There are certain similarities between consulting companies and Freelancers. The firms work on a project basis, as we do. They submit proposals and compete for clients, as we do. Like us, the firm’s consultant comes to the client’s organization as a hired gun, takes on the assignment, produces the deliverables and gets paid. The similarities seem to end there, however.
The fact is, consulting companies get a lot more respect and a lot more money than Freelancers. The consulting company’s value-added is perceived as more valuable than the Freelancer’s value-added. Most clients have a great deal of trust and confidence in consulting companies (well, at least the person who hired them does). As a result, consulting companies are awarded the most lucrative projects. Their calls and emails are always returned.
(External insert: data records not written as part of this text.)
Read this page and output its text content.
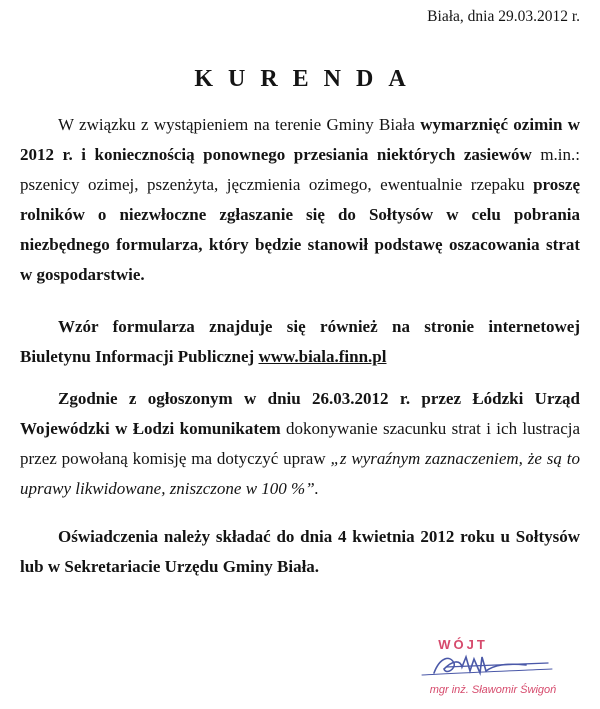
Biała, dnia 29.03.2012 r.
KURENDA

W związku z wystąpieniem na terenie Gminy Biała wymarznięć ozimin w 2012 r. i koniecznością ponownego przesiania niektórych zasiewów m.in.: pszenicy ozimej, pszenżyta, jęczmienia ozimego, ewentualnie rzepaku proszę rolników o niezwłoczne zgłaszanie się do Sołtysów w celu pobrania niezbędnego formularza, który będzie stanowił podstawę oszacowania strat w gospodarstwie.

Wzór formularza znajduje się również na stronie internetowej Biuletynu Informacji Publicznej www.biala.finn.pl

Zgodnie z ogłoszonym w dniu 26.03.2012 r. przez Łódzki Urząd Wojewódzki w Łodzi komunikatem dokonywanie szacunku strat i ich lustracja przez powołaną komisję ma dotyczyć upraw „z wyraźnym zaznaczeniem, że są to uprawy likwidowane, zniszczone w 100 %”.

Oświadczenia należy składać do dnia 4 kwietnia 2012 roku u Sołtysów lub w Sekretariacie Urzędu Gminy Biała.

WÓJT
mgr inż. Sławomir Świgoń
Likewise, Freelancers who have worked for consulting companies are held in higher regard by clients and prospects. Anecdotal evidence leads me to believe that they receive more lucrative contracts, billing more hours and commanding a higher rate. Freelancers with a consulting company background appear to know a secret code, know all the right moves. I came to realize my knowledge gap through a series of casual meetings with an acquaintance of mine named Erika.
Erika once worked for a mid-size consulting company, first in their LA office, then in NYC. Like me, she facilitates strategy meetings in the for-profit and nonprofit sectors, but we cannot call each other competitors. Erika stands head and shoulders above me in terms of consulting savoir-faire and client list. Next to her, I am the country cousin! Erika is a very cool girl and over time she took pity on my poor, untutored self and shared a few consulting company secrets.
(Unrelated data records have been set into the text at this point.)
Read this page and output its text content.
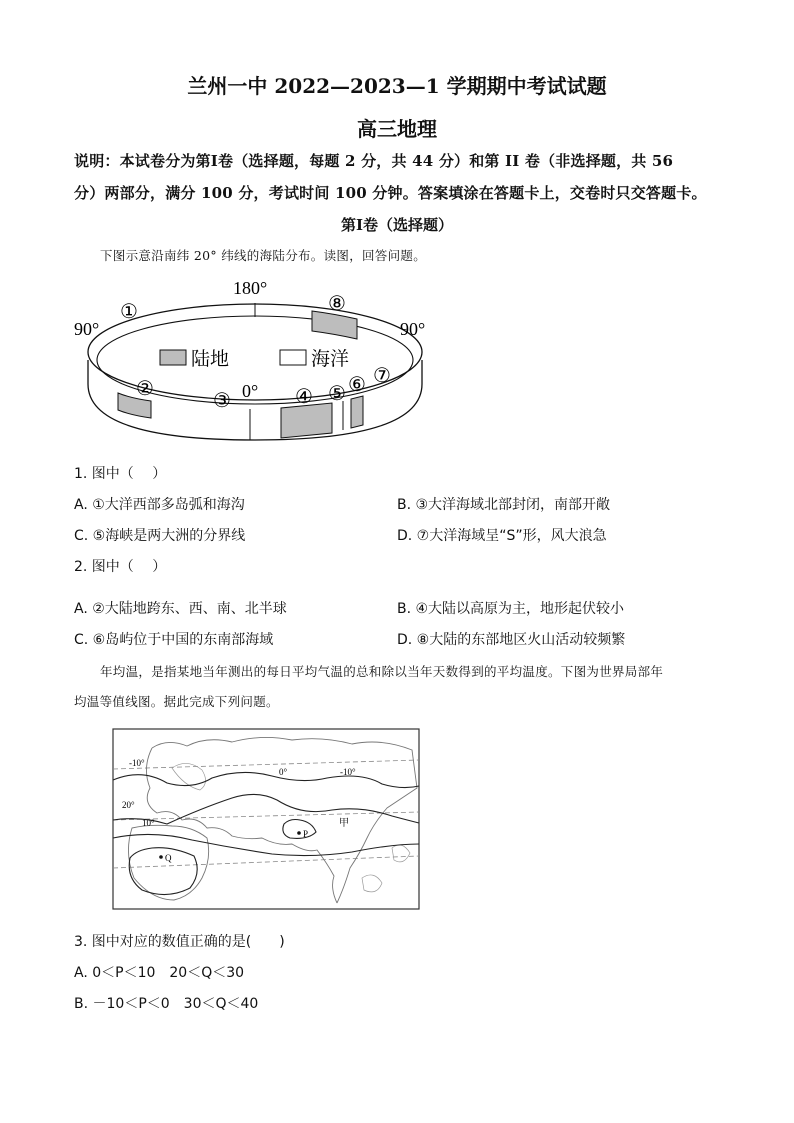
兰州一中 2022—2023—1 学期期中考试试题
高三地理
说明：本试卷分为第Ⅰ卷（选择题，每题 2 分，共 44 分）和第 II 卷（非选择题，共 56
分）两部分，满分 100 分，考试时间 100 分钟。答案填涂在答题卡上，交卷时只交答题卡。
第Ⅰ卷（选择题）
下图示意沿南纬 20° 纬线的海陆分布。读图，回答问题。
陆地	海洋
180°
0°
90°	90°
①
②
③	④ ⑤ ⑥ ⑦
⑧
1. 图中（　 ）
A. ①大洋西部多岛弧和海沟	B. ③大洋海域北部封闭，南部开敞
C. ⑤海峡是两大洲的分界线	D. ⑦大洋海域呈“S”形，风大浪急
2. 图中（　 ）
A. ②大陆地跨东、西、南、北半球	B. ④大陆以高原为主，地形起伏较小
C. ⑥岛屿位于中国的东南部海域	D. ⑧大陆的东部地区火山活动较频繁
年均温，是指某地当年测出的每日平均气温的总和除以当年天数得到的平均温度。下图为世界局部年
均温等值线图。据此完成下列问题。
-10°
0°	-10°
20°
10°
P
Q
甲
3. 图中对应的数值正确的是(　　)
A. 0＜P＜10　20＜Q＜30
B. －10＜P＜0　30＜Q＜40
Primarily, the advantage gained from consulting company experience is that one learns how to build value into all client interactions. The perception of adding value starts with the very first client meeting. A consultant’s job is to deliver comprehensive, data driven analysis, insights and answers that produce the desired results. Those analyses, answers and insights form the basis of the strategies that the client will be advised to implement, so that key goals and objectives will be reached.
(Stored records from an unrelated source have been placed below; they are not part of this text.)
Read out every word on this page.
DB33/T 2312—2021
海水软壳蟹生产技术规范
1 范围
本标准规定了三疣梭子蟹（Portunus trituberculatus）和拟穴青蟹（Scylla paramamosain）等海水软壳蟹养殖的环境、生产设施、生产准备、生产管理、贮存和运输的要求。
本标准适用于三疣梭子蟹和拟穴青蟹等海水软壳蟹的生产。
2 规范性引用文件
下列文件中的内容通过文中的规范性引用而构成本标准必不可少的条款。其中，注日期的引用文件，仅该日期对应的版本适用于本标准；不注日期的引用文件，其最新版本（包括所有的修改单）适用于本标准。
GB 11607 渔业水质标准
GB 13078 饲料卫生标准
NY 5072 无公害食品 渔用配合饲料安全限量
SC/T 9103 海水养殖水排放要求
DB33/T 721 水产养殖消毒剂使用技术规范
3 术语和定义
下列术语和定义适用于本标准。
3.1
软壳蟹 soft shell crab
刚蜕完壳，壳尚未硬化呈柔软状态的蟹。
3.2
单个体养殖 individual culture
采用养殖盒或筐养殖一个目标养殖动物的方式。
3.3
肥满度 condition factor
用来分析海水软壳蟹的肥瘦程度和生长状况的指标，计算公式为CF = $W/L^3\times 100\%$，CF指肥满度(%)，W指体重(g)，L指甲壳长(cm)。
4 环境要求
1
Erika lets it be known that she will deliver the goods. In the client meeting, she asks questions that reveal what the client wants and help her discover what the client needs–that information forms the essence of Erika’s value-added. Next, she confirms with the client that she’s accurately grasped the project scope and understands all priorities and timetables. She follows up in writing and in fact boasts that she does not so much submit proposals as send confirmation letters.
Erika isn’t awarded every assignment she’s invited to discuss, but her track record is very good. Before she starts work on a project, she also takes a few important actions to keep her value-added rolling:
I. Recognize, and if possible meet, the organization’s senior management team: the CEO, ED and other key staff. Their names and sometimes also photos are probably listed on the company website.
II. Learn the thought process that led to the project’s initiation and approval. If possible, read the project proposal and review any preliminary work that may have been done. Find out who supports the project and who opposes it if you are able, to learn who your friends and detractors will be.
III. Know the organizations’ basic financial data. Read the most recent annual report and examine the P & L to learn the annual operating budget, total annual revenue, gross profits, profit margin and operating margin.
IV. Know your client’s top five competitors: key products and services, annual operating budget, total annual revenue and gross profits. Know what differentiates each main competitor from your client and know each main competitor’s strengths and weaknesses.
V. For nonprofit organization clients, know which agencies within a 10-20 mile radius deliver similar services or compete for a similar constituency. Know where and how those agencies offer services that complement or compete with your client’s mission.
VI. Cultivate good relationships with your project sponsor and other key project supporters. Identify a couple of good restaurants near your client’s geography and invite your sponsor and/or those with whom you work most closely out for coffee or lunch, as applicable.
VII. Become a resource for useful information to your client. Sign up for Google Alerts and stay current with industry news and competitor’s activities. If an item looks particularly intriguing or urgent, send the link to the right people. This practice can continue after project completion, as can the above strategy, to extend relationship building and value-added. Your objective is to entice the client to engage you for repeat business and to refer you to others.